Inspired by work from hyperscale SRE teams, RunWhen is building the industry's largest open source library of troubleshooting automation. Contributing Authors receive royalties when the company's enterprise customers use their code to automate root cause analysis and remediation.
Hyperscale SRE teams don't use traditional runbooks. Instead, each team hooks in to a massive shared library of automated troubleshooting steps covering all layers of their infrastructure, platform and application dependencies. RunWhen is building a (paid) expert community to create an open source equivalent of these shared libraries, along with an enterprise AI platform that runs hundreds of automated troubleshooting steps in response to incoming alerts, questions, CI/CD jobs, etc.
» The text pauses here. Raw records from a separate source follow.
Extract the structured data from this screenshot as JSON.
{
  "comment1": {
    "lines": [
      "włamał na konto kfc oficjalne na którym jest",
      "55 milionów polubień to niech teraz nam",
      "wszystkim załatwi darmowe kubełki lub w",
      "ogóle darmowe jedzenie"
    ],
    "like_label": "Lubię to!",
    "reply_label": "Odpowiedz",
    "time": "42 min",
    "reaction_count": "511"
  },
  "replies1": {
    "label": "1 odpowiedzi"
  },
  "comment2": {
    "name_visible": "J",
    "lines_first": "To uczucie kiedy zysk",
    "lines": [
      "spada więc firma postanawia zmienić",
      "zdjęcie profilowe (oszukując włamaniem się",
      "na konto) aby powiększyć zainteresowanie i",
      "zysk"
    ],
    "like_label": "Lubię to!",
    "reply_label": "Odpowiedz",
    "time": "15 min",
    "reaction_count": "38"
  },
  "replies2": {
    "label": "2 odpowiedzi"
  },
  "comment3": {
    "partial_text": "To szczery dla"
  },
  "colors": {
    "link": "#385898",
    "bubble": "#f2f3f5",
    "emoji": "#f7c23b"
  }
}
When an enterprise user imports automation from the RunWhen community, the original Author receives a royalty. This talk is for potential interested Authors.
The RunWhen Authors program is an opportunity for SRE/PE/DevOps engineers who enjoy writing high quality automation for root cause analysis and remediation, or who simply want to learn about how hyperscale SRE teams think about their automation programs. In 2024, the RunWhen Authors program is focused primarily on the Kubernetes ecosystem -- underlying cloud infrastructure, platform, popular open source components (read: the top 100 Helm charts) and common application troubleshooting patterns.
This talk will provide an overview of contributions to the library thus far, typical users of the library, how to spot a good potential contribution and the basics of structuring the automated steps in wrappers that the RunWhen platform can consume. We will go over some of the AI code authoring tools that the RunWhen team has written to make the process of creating high quality troubleshooting automation quickly. Several examples will be shown, along with links to learn more and pointers to hands-on workshops where attendees can write their first automated troubleshooting steps, publish them for the community and watch them executed by RunWhen AI Troubleshooting Assistants.
Kyle Forster is the Founder of RunWhen, a company pioneering the use of AI for troubleshooting mission critical applications in dev, test and production environments. Prior to RunWhen, Kyle was the Senior Director for Product Management in Google's Kubernetes team. He is a second time founder, having previously started Big Switch Networks, a pioneer in Software Defined Networking (acquired by Arista Networks). Kyle started his career at Cisco after doing an MBA and MS in Computer Science from Stanford University and an MSE in Electrical Engineering from Princeton University. He currently holds six patents in wireless and software defined networking technologies lives with his wife, three children and two dogs in the greater London area where he recently settled after relocating from Silicon Valley.